At this moment, he was showing her the information he gleamed from that yacht club while putting his left arm around her shoulder and she was trying to remove it.

"I asked the manager if they had that type of cruiser," he said wincing slightly at the pain from the controller, "but they said it would be best to go to San Pedro."

She looked at him. "San Pedro? Isn't that—"

"Not that one. This one's San Pedro by the Bay. It's close to Los Angeles but still in San Bernardino County. People assume it's a suburb and no one bothers to correct them."

"So it would be a bedroom community." She put her controller away. Jarod was not bothering her, really. She just wanted to usurp her authority. "I wonder what Blue Cove was assumed to be the bedroom community of."

"The capital of Delaware?"

"Delaware is a very small state." He went on the laptop, trying to find an enlarged map of the town. "I'll have to take an area of the County and increase the zoom rate. I guess it's not important enough for Map Quest."

"And just the type of place Dead Beat would go to."

Jarod copied the enlarged area, filling in where San Pedro by the Bay would be, taking in account its contours. Making plans to capture Dead Beat would be a great undertaking except Jarvis was climbing up on him, Patricia was tugging at his shirt, and the other two were scrapping with Jeremiah. At least Miss Parker did not have her hands where they should not be when little ones were about. MacLean gathered doing so might harm the children.

"Two days from now," said Miss Parker.

"Better make it tomorrow morning. There's a regatta going along the California Coast the next day. I think that's what Dead Beat was waiting for," he said, suddenly getting up, which sent the two flying and Jeremiah and the others standing there with their mouths open. After he sat back down, the kids were quiet. It was sure different when you had your own. Jarod was now seriously considering military school or at least a boot camp.

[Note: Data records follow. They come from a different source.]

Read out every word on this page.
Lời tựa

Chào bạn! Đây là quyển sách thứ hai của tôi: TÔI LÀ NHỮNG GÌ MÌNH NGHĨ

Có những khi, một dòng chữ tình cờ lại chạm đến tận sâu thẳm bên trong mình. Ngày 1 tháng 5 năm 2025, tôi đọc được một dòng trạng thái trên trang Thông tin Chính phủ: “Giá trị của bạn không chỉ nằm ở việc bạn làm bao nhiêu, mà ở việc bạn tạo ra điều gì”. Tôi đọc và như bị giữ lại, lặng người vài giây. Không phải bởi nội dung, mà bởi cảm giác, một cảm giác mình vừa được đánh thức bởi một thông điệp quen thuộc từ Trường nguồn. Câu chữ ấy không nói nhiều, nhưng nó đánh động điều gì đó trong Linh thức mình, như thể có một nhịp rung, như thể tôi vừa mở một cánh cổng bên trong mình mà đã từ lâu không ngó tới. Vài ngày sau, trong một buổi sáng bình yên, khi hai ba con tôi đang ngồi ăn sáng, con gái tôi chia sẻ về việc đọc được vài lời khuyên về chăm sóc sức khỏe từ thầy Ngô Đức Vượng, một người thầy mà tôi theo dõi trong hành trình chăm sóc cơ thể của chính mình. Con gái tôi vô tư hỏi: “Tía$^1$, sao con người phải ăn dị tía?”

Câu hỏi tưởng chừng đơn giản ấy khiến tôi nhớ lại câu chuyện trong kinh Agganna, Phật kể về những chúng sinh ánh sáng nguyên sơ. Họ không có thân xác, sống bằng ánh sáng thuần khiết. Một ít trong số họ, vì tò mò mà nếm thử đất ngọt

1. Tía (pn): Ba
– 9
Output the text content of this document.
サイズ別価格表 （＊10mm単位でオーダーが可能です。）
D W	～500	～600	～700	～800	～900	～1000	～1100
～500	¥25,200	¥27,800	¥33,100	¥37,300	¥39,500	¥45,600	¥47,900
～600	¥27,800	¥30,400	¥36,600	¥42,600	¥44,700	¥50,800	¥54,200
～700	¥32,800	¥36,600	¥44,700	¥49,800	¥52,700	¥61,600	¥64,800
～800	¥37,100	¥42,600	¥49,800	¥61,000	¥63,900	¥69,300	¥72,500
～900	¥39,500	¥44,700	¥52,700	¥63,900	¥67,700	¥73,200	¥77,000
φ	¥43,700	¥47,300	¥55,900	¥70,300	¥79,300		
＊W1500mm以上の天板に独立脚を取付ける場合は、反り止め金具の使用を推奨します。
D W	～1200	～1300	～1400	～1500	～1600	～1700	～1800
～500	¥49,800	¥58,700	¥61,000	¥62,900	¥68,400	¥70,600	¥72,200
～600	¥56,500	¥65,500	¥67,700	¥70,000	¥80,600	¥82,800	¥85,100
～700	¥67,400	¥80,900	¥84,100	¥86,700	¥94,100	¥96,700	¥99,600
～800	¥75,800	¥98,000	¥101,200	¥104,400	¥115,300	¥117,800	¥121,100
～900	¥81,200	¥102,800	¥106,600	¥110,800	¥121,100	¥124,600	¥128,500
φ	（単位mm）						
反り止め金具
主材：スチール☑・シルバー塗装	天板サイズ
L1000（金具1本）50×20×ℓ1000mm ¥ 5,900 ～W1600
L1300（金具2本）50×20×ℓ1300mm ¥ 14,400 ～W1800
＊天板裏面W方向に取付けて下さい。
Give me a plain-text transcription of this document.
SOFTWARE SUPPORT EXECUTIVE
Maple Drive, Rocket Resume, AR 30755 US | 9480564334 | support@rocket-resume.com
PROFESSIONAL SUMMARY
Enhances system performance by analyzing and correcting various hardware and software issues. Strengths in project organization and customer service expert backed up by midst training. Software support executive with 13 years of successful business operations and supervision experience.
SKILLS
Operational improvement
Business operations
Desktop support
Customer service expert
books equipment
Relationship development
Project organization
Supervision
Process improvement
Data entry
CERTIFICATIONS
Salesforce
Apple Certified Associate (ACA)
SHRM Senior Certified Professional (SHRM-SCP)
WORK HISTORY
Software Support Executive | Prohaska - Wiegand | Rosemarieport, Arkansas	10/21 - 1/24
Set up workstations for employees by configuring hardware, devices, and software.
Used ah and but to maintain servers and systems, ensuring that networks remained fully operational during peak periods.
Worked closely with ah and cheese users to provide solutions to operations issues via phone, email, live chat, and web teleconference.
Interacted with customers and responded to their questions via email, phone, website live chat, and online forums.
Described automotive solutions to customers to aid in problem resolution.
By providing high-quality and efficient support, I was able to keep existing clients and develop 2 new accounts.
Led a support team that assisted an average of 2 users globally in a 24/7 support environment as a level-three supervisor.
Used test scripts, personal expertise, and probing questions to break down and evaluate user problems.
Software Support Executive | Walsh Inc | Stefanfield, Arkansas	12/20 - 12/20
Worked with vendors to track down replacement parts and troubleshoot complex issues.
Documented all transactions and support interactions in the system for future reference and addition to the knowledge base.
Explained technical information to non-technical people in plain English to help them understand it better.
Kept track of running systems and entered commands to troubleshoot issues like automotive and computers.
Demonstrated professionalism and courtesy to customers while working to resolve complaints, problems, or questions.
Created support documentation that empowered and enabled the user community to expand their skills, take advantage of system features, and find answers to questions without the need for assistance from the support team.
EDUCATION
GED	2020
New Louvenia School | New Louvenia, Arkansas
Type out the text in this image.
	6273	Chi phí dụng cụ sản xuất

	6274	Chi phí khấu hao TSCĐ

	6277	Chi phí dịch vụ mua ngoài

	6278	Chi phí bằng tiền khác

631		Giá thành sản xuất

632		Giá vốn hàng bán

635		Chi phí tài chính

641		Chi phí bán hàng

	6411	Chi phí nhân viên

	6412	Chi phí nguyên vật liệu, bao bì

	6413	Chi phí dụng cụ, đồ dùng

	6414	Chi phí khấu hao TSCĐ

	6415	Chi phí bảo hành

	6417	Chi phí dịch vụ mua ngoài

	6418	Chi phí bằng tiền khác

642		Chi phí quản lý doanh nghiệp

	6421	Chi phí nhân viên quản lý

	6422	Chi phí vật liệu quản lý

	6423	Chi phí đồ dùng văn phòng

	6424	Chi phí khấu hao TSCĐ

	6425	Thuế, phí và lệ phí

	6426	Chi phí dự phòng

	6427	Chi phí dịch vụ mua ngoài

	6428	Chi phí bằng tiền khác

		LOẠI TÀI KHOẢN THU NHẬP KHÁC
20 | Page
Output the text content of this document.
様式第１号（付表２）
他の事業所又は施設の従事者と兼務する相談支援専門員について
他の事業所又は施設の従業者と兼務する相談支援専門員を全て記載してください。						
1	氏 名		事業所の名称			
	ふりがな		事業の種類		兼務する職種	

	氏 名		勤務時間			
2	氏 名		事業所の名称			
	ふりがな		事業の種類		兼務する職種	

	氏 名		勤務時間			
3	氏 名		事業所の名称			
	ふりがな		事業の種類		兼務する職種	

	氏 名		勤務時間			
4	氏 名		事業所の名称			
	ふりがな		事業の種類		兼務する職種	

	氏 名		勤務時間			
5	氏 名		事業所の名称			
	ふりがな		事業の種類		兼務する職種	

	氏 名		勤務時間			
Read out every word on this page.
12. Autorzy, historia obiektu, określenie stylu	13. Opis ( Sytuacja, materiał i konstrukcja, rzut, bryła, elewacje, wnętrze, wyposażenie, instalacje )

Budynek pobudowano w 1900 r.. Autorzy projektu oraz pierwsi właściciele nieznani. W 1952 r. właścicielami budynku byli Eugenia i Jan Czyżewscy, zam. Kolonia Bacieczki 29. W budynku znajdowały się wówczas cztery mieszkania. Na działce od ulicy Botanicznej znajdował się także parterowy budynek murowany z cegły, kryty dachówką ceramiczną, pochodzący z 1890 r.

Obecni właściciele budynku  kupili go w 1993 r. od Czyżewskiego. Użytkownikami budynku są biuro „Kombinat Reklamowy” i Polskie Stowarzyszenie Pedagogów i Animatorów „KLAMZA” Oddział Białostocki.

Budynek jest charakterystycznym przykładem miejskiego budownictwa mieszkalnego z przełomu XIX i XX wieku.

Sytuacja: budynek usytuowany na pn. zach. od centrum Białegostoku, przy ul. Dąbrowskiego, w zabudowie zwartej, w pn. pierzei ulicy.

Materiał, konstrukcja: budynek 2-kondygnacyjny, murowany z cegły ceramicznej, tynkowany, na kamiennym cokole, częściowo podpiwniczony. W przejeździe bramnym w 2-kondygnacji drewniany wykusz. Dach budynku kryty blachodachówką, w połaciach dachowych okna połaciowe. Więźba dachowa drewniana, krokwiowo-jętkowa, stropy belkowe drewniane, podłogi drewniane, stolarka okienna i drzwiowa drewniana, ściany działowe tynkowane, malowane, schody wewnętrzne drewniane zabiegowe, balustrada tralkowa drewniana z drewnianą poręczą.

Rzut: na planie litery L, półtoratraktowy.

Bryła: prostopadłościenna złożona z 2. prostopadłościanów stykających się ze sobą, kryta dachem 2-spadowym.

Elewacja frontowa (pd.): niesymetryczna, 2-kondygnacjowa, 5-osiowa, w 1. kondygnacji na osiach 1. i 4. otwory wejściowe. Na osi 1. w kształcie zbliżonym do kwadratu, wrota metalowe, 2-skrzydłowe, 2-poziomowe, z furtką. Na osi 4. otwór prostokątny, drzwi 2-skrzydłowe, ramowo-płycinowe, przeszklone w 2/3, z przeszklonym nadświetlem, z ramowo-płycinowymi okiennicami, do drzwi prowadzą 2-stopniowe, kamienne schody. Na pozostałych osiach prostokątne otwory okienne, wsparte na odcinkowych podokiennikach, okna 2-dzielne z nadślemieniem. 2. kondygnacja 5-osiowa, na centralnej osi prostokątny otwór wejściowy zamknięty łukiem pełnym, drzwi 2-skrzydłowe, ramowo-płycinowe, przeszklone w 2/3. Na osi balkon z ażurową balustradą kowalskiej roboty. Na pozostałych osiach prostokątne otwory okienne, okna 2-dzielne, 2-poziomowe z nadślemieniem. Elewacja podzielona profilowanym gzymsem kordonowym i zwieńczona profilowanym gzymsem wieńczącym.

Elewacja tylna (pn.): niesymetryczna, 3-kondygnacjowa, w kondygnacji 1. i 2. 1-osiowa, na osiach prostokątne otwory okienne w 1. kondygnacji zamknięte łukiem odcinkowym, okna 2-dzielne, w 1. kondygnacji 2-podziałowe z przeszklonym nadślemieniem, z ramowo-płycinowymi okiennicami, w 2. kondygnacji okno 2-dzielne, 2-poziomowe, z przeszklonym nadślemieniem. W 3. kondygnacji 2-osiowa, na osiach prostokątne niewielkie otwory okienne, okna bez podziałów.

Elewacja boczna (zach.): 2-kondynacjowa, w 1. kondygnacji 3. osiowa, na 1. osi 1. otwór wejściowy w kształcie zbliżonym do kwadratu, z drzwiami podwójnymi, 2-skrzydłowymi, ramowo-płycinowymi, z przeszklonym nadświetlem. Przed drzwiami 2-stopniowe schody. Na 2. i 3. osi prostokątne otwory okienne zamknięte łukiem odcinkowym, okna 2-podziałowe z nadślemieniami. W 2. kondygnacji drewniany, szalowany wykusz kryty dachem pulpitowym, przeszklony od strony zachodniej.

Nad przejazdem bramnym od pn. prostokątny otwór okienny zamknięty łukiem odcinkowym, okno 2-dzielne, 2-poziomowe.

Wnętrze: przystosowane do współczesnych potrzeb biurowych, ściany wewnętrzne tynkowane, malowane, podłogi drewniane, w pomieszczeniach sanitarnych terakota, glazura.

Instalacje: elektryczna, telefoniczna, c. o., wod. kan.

"There's something that's bothered me."

"Well," said Jarod, "it's obvious that the Dead Beat's accent would be recognizable in his home state. Here with the Okie invasion during the nineteen thirties as well as other immigrants, no one would notice"

"Not that. When Raines trained the clone, Gemini, he wanted him to have no emotions, but your kind is lacking in them anyway, so…"

"The drug makes us like you, with the same physical weaknesses and inability to sense danger imperfectly. When he got tired of them, he could kill them or Lyle would since they were father and son."

"Raines was my father too, Jarod."

"Ah but Mr. Parker raised you and so did your mother. I bet you knew when something was wrong, something evil in you that you wanted to go away."

"Many times. To think I came from a family of cowards." It was as if she just realized it. They could have kept the Pretenders as Dominants. They knew about their sense of honor, but Raines did not want anyone stronger than he. "Jarod, hold me. I feel if you don't; I could kill someone."

He grabbed her in his arms and they lay on the bed. "So could I," he said, glaring at the children who started pouncing on them, playing stalking "Now get to bed all of you."

Jeremiah just smiled and the others giggled. "Father feel affection for mother," said Adrian, using the Dominant term for love.

"That's right," whispered their mother, "now get to sleep."

They did right there on top of the bed. Miss Parker just sighed. It was going to be one of those nights.